Hay un mensaje en “Cinema Paradiso”: el arte sobrevive a la censura. Ésta lleva en sí la semilla de su propia negación. Censores habrá siempre. Siempre habrá quien se considere calificado para decir a los demás lo que deben ver o no ver, lo que pueden leer o no leer, y para decirles a dónde deben ir y a dónde no. En un colegio de Monterrey hubo hace algunos meses una junta urgente. Las profesoras del plantel llamaron a los padres de familia para pedirles firmar un documento en el que se demandaba a las autoridades prohibir la exhibición de una película que las maestras juzgaban inmoral. Muy desconcertadas quedaron esas señoritas cuando los padres de familia no aceptaron firmar aquel papel, y defendieron la libertad que tenía cada quién de ver o no la película de marras.

Cuando alguien alza una pared siempre habrá quien asome la cabeza por encima de ella para saber qué hay más allá. La desventaja de los muros es que, en efecto, nadie puede salir, pero tampoco nadie puede entrar. La censura conduce a la ignorancia, y por lo tanto a la opresión. Aquellas señoritas profesoras deberían aprender que educar es siempre mejor que reprimir. Nadie, por otra, parte, puede decir que tiene el monopolio de la moral.

En algunos estados del País hay gobiernos de la derecha que se erigen en censores. Pretenden prohibir, por ejemplo, el uso de la minifalda, y castigan a los novios que se besan en la calle. Una tarea así, afortunadamente, es, a la larga, estéril e infecunda. Sobre esos anacrónicos torquemadas suele triunfar siempre la libertad. Igual que en “Cinema Paradiso” alguien preservará lo suprimido y lo entregará luego a los que vienen. Alguna vez quizá hasta los censores pedirán perdón por haber tratado de suprimir cosas de amor, de verdad o de belleza.

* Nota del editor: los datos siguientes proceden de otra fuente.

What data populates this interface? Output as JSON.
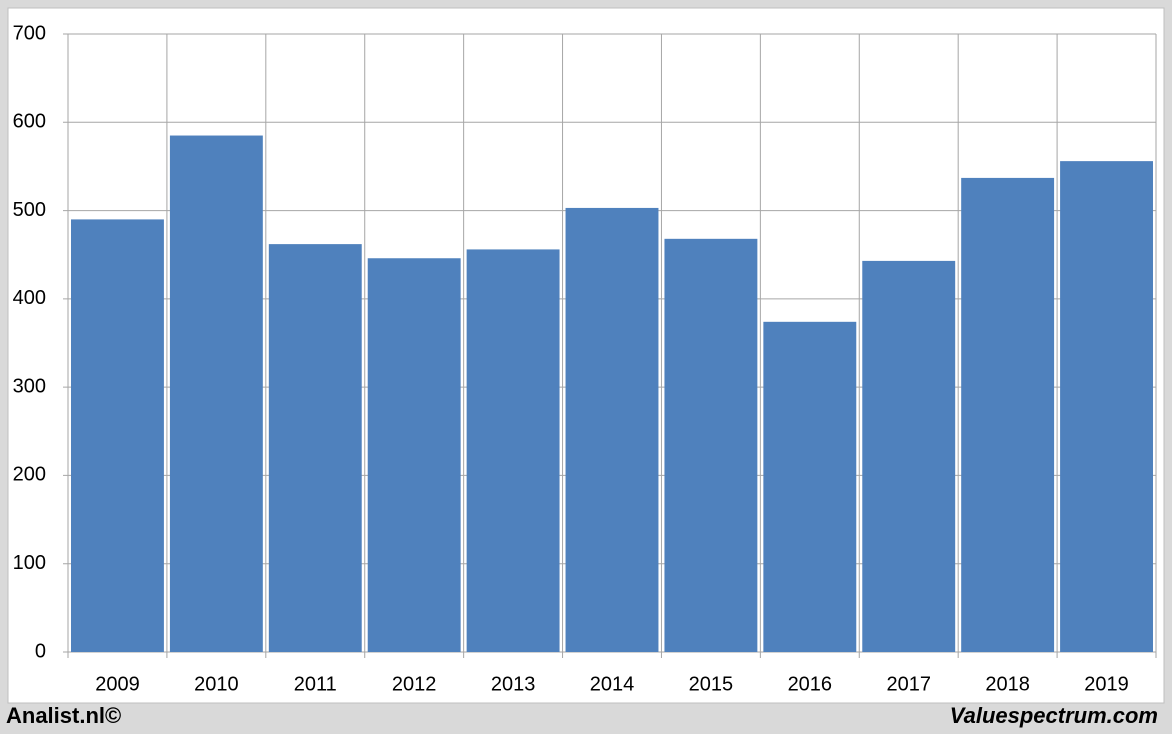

En eso, en la belleza y el amor, en la verdad, el bien y la justicia, debemos educar a nuestros hijos. Dueños de esas hermosas herramientas, ellos podrán mirar lo que les venga en gana e ir a todas partes sin que sus ojos o sus pasos los lastimen, pues sabrán admitir y disfrutar lo bueno, y rechazar lo malo.

Desde todos los puntos de vista la censura es cosa de mala educación. Y lo mismo el hecho de que los censores elaboren listas negras. ¡Guácala!